Peu importe les raisons de sa disparition, cela ne fera pas revenir l’homme et le joueur qu’il était. Les passionnés de l’Ovalie n’oublieront jamais le bonheur qu’il aura donné à ce merveilleux sport qu’est le rugby.

Diego, le gamin en or

Décidément, 2020 ne nous épargnera rien et emporte avec elle le plus grand génie du football Diego Armando Maradona. L’argentin était au football ce qu’était Mozart à la musique.

Michel Platini avait d’ailleurs déclaré de façon humoristique : « Ce que fait Zidane avec un ballon, Maradona le faisait avec une orange. » Les Dieux du ballon rond se sont penchés sur le berceau du gamin de Lanùs (sans mauvais jeu de mots) en lui offrant ce don et cette adresse que le monde entier s’apprête à découvrir. À 12 ans, il impressionne déjà les foules par ses jonglages et son extraordinaire pied gauche. C’est déjà un phénomène qui attire l’attention des médias devant lesquels il déclarait : « J’ai 2 rêves, disputer une coupe du Monde, et la remporter avec l’Argentine. » Deux rêves prémonitoires qui seront exaucés en 1986 lors de la Coupe du Monde au Mexique qu’il remporte face à la RFA. Lors de cette finale, il délivre une passe décisive à Burruchaga, qui s’en va marquer le but de la victoire à la 84e minute. L’histoire retiendra deux actions légendaires du ballon d’or 1986 lors du quart de finale Argentine-Angleterre. Tout d’abord, le but controversé qu’il inscrit de la main et qu’il qualifiera de « main de Dieu ». Coup de génie pour certains, surtout argentins…, coup de vice pour beaucoup. Une main épique s’il ne devait en rester qu’une. Enfin, sa deuxième action est tellement géniale qu’elle en ferait presque oublier sa tricherie. Parti du milieu de terrain, « El pibe de Oro » feinte à gauche, à droite, dribble 5 adversaires, et après 37 pas, 11 touches de balle, trompe le gardien anglais Peter Shilton. Ce but sera élu en 2002, but du siècle après un sondage de la FIFA.

Son influence dans le jeu est telle, que Maradona transcende ses partenaires et les rend meilleurs.

À Naples, l’argentin devient un Dieu vivant, une idole qui ne peut plus sortir de chez lui sans provoquer une émeute. Durant les 8 saisons passées en cité parthénopéenne de 1984 à 1992, Maradona offre deux titres de Champions d’Italie au Napoli qui, jusqu’alors, n’était qu’une modeste équipe sans palmarès. Comme toutes les histoires passionnelles, l’amour deviendra haine lorsque le n°10 argentin marquera dans son stade San Paolo, le tir au but qui élimine l’Italie de la Coupe du Monde 1990. Le peuple italien et napolitain ne lui pardonneront jamais.
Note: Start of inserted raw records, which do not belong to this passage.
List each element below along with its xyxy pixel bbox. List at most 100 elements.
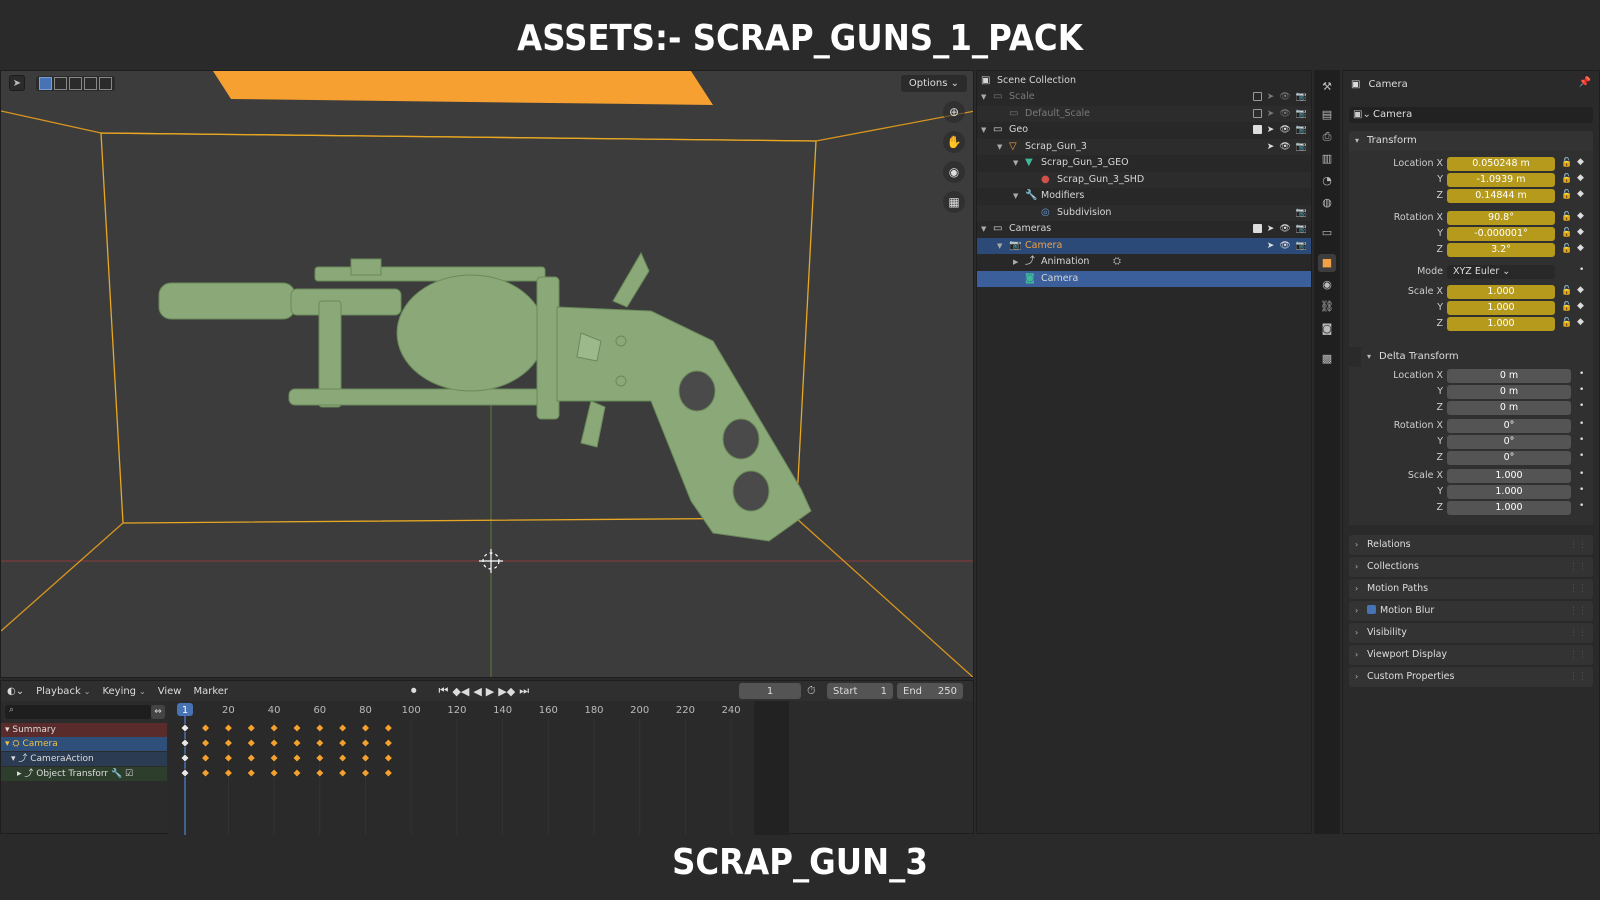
render-camera-icon[interactable]: 📷 — [1296, 238, 1307, 254]
eye-icon[interactable]: 👁 — [1279, 122, 1290, 138]
select-tool-icon[interactable]: ➤ — [9, 75, 25, 91]
tool-tab-icon[interactable]: ⚒ — [1318, 78, 1336, 96]
disclosure-triangle-icon[interactable]: ▼ — [981, 122, 986, 138]
scale-y-field[interactable]: 1.000 — [1447, 301, 1555, 315]
disclosure-triangle-icon[interactable]: ▶ — [1013, 254, 1018, 270]
dopesheet-keyframes[interactable]: 1204060801001201401601802002202401 — [169, 701, 789, 835]
channel-camera-action[interactable]: ▾ ⤴ CameraAction — [1, 752, 167, 766]
eye-icon[interactable]: 👁 — [1279, 139, 1290, 155]
scene-tab-icon[interactable]: ◔ — [1318, 172, 1336, 190]
play-reverse-icon[interactable]: ◀ — [473, 685, 481, 698]
object-tab-icon[interactable]: ■ — [1318, 254, 1336, 272]
start-frame-field[interactable]: Start 1 — [827, 683, 893, 699]
select-invert-icon[interactable] — [84, 76, 97, 90]
disclosure-triangle-icon[interactable]: ▼ — [981, 89, 986, 105]
pan-hand-icon[interactable]: ✋ — [943, 131, 965, 153]
delta-location-x-field[interactable]: 0 m — [1447, 369, 1571, 383]
keying-menu[interactable]: Keying ⌄ — [96, 686, 151, 697]
exclude-checkbox[interactable] — [1252, 224, 1262, 233]
render-camera-icon[interactable]: 📷 — [1296, 139, 1307, 155]
scale-x-field[interactable]: 1.000 — [1447, 285, 1555, 299]
eye-icon[interactable]: 👁 — [1279, 238, 1290, 254]
channel-camera[interactable]: ▾ ⛭ Camera — [1, 737, 167, 751]
end-frame-field[interactable]: End 250 — [897, 683, 963, 699]
outliner-item[interactable]: ▼ ▭ Scale ➤ 👁 📷 — [977, 89, 1311, 105]
delta-rotation-z-field[interactable]: 0° — [1447, 451, 1571, 465]
disclosure-triangle-icon[interactable]: ▼ — [1013, 155, 1018, 171]
selectable-arrow-icon[interactable]: ➤ — [1267, 238, 1275, 254]
render-camera-icon[interactable]: 📷 — [1296, 122, 1307, 138]
disclosure-triangle-icon[interactable]: ▼ — [997, 238, 1002, 254]
jump-start-icon[interactable]: ⏮ — [439, 684, 449, 698]
outliner-item[interactable]: ▼ 📷 Camera ➤ 👁 📷 — [977, 237, 1311, 254]
render-camera-icon[interactable]: 📷 — [1296, 205, 1307, 221]
outliner-item[interactable]: ◎ Subdivision 📷 — [977, 204, 1311, 221]
pin-icon[interactable]: 📌 — [1579, 77, 1591, 88]
motion-paths-panel-header[interactable]: › Motion Paths ⋮⋮ — [1349, 579, 1593, 599]
disclosure-triangle-icon[interactable]: ▼ — [997, 139, 1002, 155]
prev-keyframe-icon[interactable]: ◆◀ — [452, 685, 469, 698]
select-new-icon[interactable] — [39, 76, 52, 90]
outliner-item[interactable]: ▶ ⤴ Animation ⛭ — [977, 254, 1311, 270]
outliner-item[interactable]: ▼ ▼ Scrap_Gun_3_GEO — [977, 155, 1311, 171]
properties-editor[interactable]: ▣ Camera 📌 ▣⌄ Camera ▾ Transform Location X… — [1342, 70, 1600, 834]
perspective-grid-icon[interactable]: ▦ — [943, 191, 965, 213]
disclosure-triangle-icon[interactable]: ▼ — [981, 221, 986, 237]
exclude-checkbox[interactable] — [1252, 108, 1262, 118]
view-menu[interactable]: View — [152, 686, 188, 697]
object-data-tab-icon[interactable]: ◙ — [1318, 320, 1336, 338]
physics-tab-icon[interactable]: ◉ — [1318, 276, 1336, 294]
select-intersect-icon[interactable] — [99, 76, 112, 90]
playback-menu[interactable]: Playback ⌄ — [30, 686, 96, 697]
jump-end-icon[interactable]: ⏭ — [519, 684, 529, 698]
delta-location-y-field[interactable]: 0 m — [1447, 385, 1571, 399]
stopwatch-icon[interactable]: ⏱ — [807, 684, 816, 698]
channel-search-input[interactable]: ⌕ — [5, 705, 151, 719]
delta-rotation-x-field[interactable]: 0° — [1447, 419, 1571, 433]
collections-panel-header[interactable]: › Collections ⋮⋮ — [1349, 557, 1593, 577]
delta-scale-x-field[interactable]: 1.000 — [1447, 469, 1571, 483]
viewport-display-panel-header[interactable]: › Viewport Display ⋮⋮ — [1349, 645, 1593, 665]
eye-icon[interactable]: 👁 — [1279, 89, 1290, 105]
texture-tab-icon[interactable]: ▩ — [1318, 350, 1336, 368]
play-icon[interactable]: ▶ — [486, 685, 494, 698]
constraints-tab-icon[interactable]: ⛓ — [1318, 298, 1336, 316]
scale-z-field[interactable]: 1.000 — [1447, 317, 1555, 331]
exclude-checkbox[interactable] — [1252, 125, 1262, 134]
outliner-item[interactable]: ◙ Camera — [977, 270, 1311, 287]
rotation-x-field[interactable]: 90.8° — [1447, 211, 1555, 225]
render-camera-icon[interactable]: 📷 — [1296, 106, 1307, 122]
timeline-editor[interactable]: ◐⌄ Playback ⌄ Keying ⌄ View Marker ⏺ ⏮ ◆◀ … — [0, 680, 974, 835]
channel-summary[interactable]: ▾ Summary — [1, 723, 167, 737]
zoom-icon[interactable]: ⊕ — [943, 101, 965, 123]
visibility-panel-header[interactable]: › Visibility ⋮⋮ — [1349, 623, 1593, 643]
collection-tab-icon[interactable]: ▭ — [1318, 224, 1336, 242]
select-subtract-icon[interactable] — [69, 76, 82, 90]
location-x-field[interactable]: 0.050248 m — [1447, 157, 1555, 171]
outliner-item[interactable]: ▭ Default_Scale ➤ 👁 📷 — [977, 105, 1311, 122]
options-dropdown[interactable]: Options ⌄ — [900, 75, 967, 92]
next-keyframe-icon[interactable]: ▶◆ — [498, 685, 515, 698]
selectable-arrow-icon[interactable]: ➤ — [1267, 221, 1275, 237]
selectable-arrow-icon[interactable]: ➤ — [1267, 106, 1275, 122]
selectable-arrow-icon[interactable]: ➤ — [1267, 122, 1275, 138]
marker-menu[interactable]: Marker — [187, 686, 234, 697]
3d-viewport[interactable]: ➤ Options ⌄ ⊕ ✋ ◉ ▦ — [0, 70, 974, 678]
swap-icon[interactable]: ⇔ — [151, 705, 165, 719]
custom-properties-panel-header[interactable]: › Custom Properties ⋮⋮ — [1349, 667, 1593, 687]
delta-rotation-y-field[interactable]: 0° — [1447, 435, 1571, 449]
editor-type-icon[interactable]: ◐⌄ — [1, 686, 30, 697]
current-frame-field[interactable]: 1 — [739, 683, 801, 699]
outliner-item[interactable]: ● Scrap_Gun_3_SHD — [977, 171, 1311, 188]
render-camera-icon[interactable]: 📷 — [1296, 221, 1307, 237]
render-camera-icon[interactable]: 📷 — [1296, 89, 1307, 105]
eye-icon[interactable]: 👁 — [1279, 221, 1290, 237]
motion-blur-checkbox[interactable] — [1367, 605, 1376, 614]
location-y-field[interactable]: -1.0939 m — [1447, 173, 1555, 187]
delta-scale-y-field[interactable]: 1.000 — [1447, 485, 1571, 499]
outliner-item[interactable]: ▼ ▭ Cameras ➤ 👁 📷 — [977, 221, 1311, 237]
transform-panel-header[interactable]: ▾ Transform — [1349, 131, 1593, 151]
outliner-item[interactable]: ▼ 🔧 Modifiers — [977, 188, 1311, 204]
world-tab-icon[interactable]: ◍ — [1318, 194, 1336, 212]
outliner-root[interactable]: ▣ Scene Collection — [977, 73, 1311, 89]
Diego Maradona était un génie, victime et coupable de ses fréquentations douteuses avec la Camora ou Fidel Castro, de ses excès d’alcool et de cocaïne. Seulement avec la coke, il se mesurait à un adversaire bien plus fort et plus vicieux que lui. Le meilleur joueur du siècle le paiera de sa vie.

Comment, avec ces quelques mots, rendre un hommage à la hauteur de ces champions disparus ? Peut-être, en remerciant simplement ces Légendes qui écrivent l’histoire du Sport pour que nous puissions la raconter.